Beseda od Samuela je prišla k vsemu Izraelu. Torej Izrael je odšel ven zoper Filistejce, da se bojujejo in utaborili so se poleg Eben Ezerja. Filistejci pa so se utaborili v Aféku.
2 Filistliler İsrail'e karşı savaş düzenine girdiler. Savaş her yere yayılınca, Filistliler İsrailliler'i bozguna uğrattı. Savaş alanında dört bine yakın İsrailli'yi öldürdüler.
Filistejci so se razporedili zoper Izraela in ko so se pridružili bitki, je bil Izrael udarjen pred Filistejci in usmrtili so izmed vojske na polju okoli štiri tisoč mož.
3 Askerler ordugaha dönünce, İsrail'in ileri gelenleri, “Neden bugün RAB bizi Filistliler'in önünde bozguna uğrattı?” diye sordular, “RAB'bin Antlaşma Sandığı'nı Şilo'dan buraya getirelim ki, aramıza geldiğinde bizi düşmanlarımızın elinden kurtarsın.”
Ko je ljudstvo prišlo v tabor, so starešine Izraela rekli: »Zakaj nas je Gospod danes udaril pred Filistejci? Skrinjo Gospodove zaveze prinesimo iz Šila k sebi, da ko ta pride med nas, nas ta lahko reši iz roke naših sovražnikov.«
4 Halk Şilo'ya adamlar gönderdi. Keruvlar arasında taht kurmuş, Her Şeye Egemen RAB'bin Antlaşma Sandığı'nı oradan getirdiler. Eli'nin iki oğlu, Hofni ile Pinehas da Tanrı'nın Antlaşma Sandığı'nın yanındaydılar.
Tako je ljudstvo poslalo v Šilo, da bi od tam lahko prinesli skrinjo zaveze Gospoda nad bojevniki, ki prebiva med kerubi, in Élijeva dva sinova, Hofní in Pinhás, sta bila tam s skrinjo Božje zaveze.
5 RAB'bin Antlaşma Sandığı ordugaha varınca, bütün İsrailliler öyle yüksek sesle bağırdılar ki, yer yerinden oynadı.
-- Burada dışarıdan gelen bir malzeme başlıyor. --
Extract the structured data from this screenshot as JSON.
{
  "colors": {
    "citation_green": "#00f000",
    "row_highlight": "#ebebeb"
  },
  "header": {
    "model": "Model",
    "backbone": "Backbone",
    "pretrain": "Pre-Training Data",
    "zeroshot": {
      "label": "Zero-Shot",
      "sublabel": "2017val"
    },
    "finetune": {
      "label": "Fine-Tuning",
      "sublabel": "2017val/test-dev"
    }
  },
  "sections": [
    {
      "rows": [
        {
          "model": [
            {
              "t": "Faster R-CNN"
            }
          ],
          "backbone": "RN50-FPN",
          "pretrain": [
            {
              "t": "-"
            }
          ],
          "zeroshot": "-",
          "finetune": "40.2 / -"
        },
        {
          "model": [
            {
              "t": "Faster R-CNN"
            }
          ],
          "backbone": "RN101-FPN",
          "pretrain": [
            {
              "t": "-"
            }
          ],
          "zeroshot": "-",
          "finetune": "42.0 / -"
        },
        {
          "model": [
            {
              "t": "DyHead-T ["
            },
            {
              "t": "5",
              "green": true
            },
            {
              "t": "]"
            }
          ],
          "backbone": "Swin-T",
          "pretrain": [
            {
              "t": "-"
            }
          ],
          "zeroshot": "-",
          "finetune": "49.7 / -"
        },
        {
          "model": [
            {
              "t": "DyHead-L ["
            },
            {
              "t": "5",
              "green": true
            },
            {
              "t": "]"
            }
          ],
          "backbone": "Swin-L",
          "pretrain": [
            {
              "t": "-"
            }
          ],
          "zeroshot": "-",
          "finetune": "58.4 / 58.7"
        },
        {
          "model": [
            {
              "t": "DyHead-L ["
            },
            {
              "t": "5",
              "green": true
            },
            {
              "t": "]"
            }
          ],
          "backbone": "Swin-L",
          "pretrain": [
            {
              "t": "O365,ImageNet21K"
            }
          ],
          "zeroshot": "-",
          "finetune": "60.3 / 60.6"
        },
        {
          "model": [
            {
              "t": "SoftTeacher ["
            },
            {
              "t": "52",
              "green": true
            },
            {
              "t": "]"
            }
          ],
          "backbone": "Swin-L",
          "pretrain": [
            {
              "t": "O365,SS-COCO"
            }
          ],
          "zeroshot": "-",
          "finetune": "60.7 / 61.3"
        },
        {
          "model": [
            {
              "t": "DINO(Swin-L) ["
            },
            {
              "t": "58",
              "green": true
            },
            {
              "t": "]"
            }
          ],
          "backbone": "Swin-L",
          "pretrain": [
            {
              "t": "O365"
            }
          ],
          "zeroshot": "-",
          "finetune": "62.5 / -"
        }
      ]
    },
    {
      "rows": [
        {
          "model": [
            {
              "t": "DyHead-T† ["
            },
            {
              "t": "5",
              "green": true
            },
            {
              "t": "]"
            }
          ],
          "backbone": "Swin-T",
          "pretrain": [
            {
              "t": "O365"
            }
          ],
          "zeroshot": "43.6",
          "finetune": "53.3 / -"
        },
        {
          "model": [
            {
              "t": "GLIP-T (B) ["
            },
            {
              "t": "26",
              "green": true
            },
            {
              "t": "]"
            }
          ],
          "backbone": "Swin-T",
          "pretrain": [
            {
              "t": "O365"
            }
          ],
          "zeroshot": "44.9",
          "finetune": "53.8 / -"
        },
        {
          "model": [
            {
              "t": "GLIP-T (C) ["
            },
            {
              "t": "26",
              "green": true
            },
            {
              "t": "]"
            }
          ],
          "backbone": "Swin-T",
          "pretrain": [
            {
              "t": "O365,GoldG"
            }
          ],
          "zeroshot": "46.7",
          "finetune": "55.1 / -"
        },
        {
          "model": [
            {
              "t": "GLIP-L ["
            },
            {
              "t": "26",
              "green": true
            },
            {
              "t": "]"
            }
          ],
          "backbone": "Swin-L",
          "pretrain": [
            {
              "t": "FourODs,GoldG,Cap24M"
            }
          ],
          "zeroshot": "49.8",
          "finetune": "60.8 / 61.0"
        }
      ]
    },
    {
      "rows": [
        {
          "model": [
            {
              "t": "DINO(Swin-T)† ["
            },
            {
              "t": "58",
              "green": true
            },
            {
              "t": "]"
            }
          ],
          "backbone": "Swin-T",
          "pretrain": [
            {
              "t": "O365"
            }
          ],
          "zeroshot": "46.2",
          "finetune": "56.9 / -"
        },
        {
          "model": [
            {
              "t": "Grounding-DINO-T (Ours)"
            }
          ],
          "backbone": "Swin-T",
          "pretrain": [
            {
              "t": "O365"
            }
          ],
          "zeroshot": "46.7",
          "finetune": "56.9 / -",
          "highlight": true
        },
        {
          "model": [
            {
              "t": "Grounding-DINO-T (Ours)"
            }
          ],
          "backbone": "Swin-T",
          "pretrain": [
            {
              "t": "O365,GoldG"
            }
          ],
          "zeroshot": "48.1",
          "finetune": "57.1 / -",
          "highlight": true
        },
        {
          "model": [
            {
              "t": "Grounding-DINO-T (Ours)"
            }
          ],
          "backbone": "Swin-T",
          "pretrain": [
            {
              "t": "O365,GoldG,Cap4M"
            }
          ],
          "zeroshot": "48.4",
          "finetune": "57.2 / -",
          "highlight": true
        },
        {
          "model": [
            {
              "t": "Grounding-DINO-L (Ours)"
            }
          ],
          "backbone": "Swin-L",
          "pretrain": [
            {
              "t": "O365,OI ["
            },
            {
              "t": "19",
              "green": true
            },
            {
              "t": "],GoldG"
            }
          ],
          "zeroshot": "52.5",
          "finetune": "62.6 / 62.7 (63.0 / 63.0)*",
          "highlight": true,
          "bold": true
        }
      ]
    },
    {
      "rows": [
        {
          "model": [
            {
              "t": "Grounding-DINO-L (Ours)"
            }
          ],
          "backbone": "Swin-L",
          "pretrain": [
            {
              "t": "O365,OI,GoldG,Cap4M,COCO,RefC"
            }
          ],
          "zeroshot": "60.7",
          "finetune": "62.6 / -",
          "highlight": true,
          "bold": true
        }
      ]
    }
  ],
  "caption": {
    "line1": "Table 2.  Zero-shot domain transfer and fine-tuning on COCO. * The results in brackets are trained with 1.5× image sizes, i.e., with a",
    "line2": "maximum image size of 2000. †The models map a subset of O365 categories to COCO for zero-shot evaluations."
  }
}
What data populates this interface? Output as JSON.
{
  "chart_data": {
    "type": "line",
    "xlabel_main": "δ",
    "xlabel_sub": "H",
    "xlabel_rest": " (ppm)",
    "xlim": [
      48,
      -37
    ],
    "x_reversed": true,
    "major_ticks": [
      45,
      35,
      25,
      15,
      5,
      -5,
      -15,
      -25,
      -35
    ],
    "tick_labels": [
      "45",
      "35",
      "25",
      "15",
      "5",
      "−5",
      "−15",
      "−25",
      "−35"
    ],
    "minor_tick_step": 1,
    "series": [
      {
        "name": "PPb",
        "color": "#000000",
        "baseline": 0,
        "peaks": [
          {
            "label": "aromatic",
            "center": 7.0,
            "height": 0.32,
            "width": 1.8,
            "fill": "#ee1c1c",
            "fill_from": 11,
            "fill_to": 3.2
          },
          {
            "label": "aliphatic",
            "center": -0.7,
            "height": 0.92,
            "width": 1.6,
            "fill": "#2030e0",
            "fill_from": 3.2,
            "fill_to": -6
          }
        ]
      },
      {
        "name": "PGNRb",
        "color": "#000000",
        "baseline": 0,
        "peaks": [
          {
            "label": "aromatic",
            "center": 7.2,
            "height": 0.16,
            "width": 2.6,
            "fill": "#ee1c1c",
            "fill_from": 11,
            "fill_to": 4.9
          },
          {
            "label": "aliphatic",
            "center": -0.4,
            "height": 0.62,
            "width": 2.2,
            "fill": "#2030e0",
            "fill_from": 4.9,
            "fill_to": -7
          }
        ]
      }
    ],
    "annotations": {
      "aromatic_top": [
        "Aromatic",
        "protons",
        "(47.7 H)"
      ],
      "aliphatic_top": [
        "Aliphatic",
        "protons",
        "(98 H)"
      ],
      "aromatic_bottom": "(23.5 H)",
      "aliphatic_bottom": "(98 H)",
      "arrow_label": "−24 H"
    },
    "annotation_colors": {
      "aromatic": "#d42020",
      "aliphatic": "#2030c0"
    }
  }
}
Ko je v tabor prišla skrinja Gospodove zaveze, je ves Izrael vriskal z močnim vriskom, tako da je zemlja ponovno zadonela.
6 Filistliler bağrışmaları duyunca, “İbraniler'in ordugahındaki bu yüksek bağrışmaların anlamı ne?” diye sordular. RAB'bin Sandığı'nın ordugaha getirildiğini öğrenince,
Ko so Filistejci slišali hrup vriska, so rekli: »Kaj pomeni hrup tega močnega vriska v taboru Hebrejcev?« Razumeli so, da je v tabor prišla Gospodova skrinja.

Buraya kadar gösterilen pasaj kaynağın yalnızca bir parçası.